A World Renewed. - Review - book review

National Review, March 20, 2000 by Michael Potemra

Neuhaus's book clearly deals with major issues, but in focusing on them one inevitably gives short shrift to its numerous incidental joys. For example, he points out that "the last recorded words of Mary in the New Testament [are] 'Do whatever he [Jesus] tells you.'" This is as succinct, and accurate, a summary of the Catholic tradition on Mary as I have ever read: She was never intended to serve as a goddess-figure, as comparative-religion scholars and no-popery pamphleteers have contended over the decades; she is, instead, the proto-disciple, with a marked family resemblance to her son.

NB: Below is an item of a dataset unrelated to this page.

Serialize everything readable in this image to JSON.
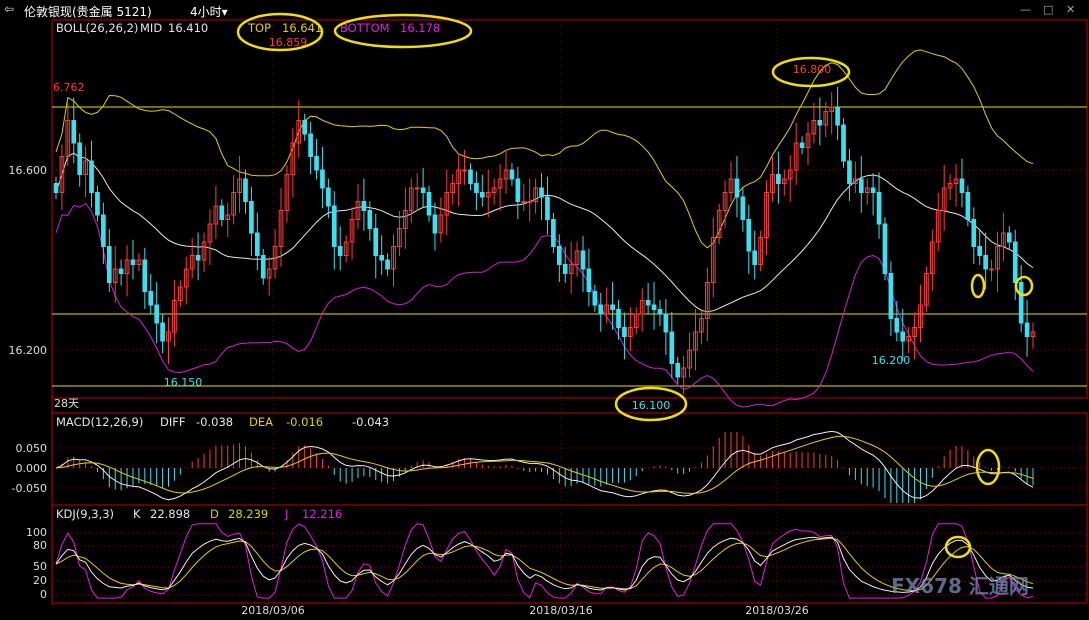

Such insights abound in Neuhaus's excellent book. Very few religious works succeed in appealing across inter-confessional boundaries without sacrificing a great deal in terms of both literary quality and intellectual heft. This book is a rare exception to the rule. It's well written and intellectually challenging for all readers, not just those who profess Neuhaus's faith, or indeed any faith at all. To understand this book, all a reader needs is an interest in the basics of the human condition. Neuhaus has depicted Jesus-not a tentatively reconstructed "Jesus of history," but the Christ of faith in all his theological fullness-as a figure of importance not solely or even chiefly for Christians, but for the human race.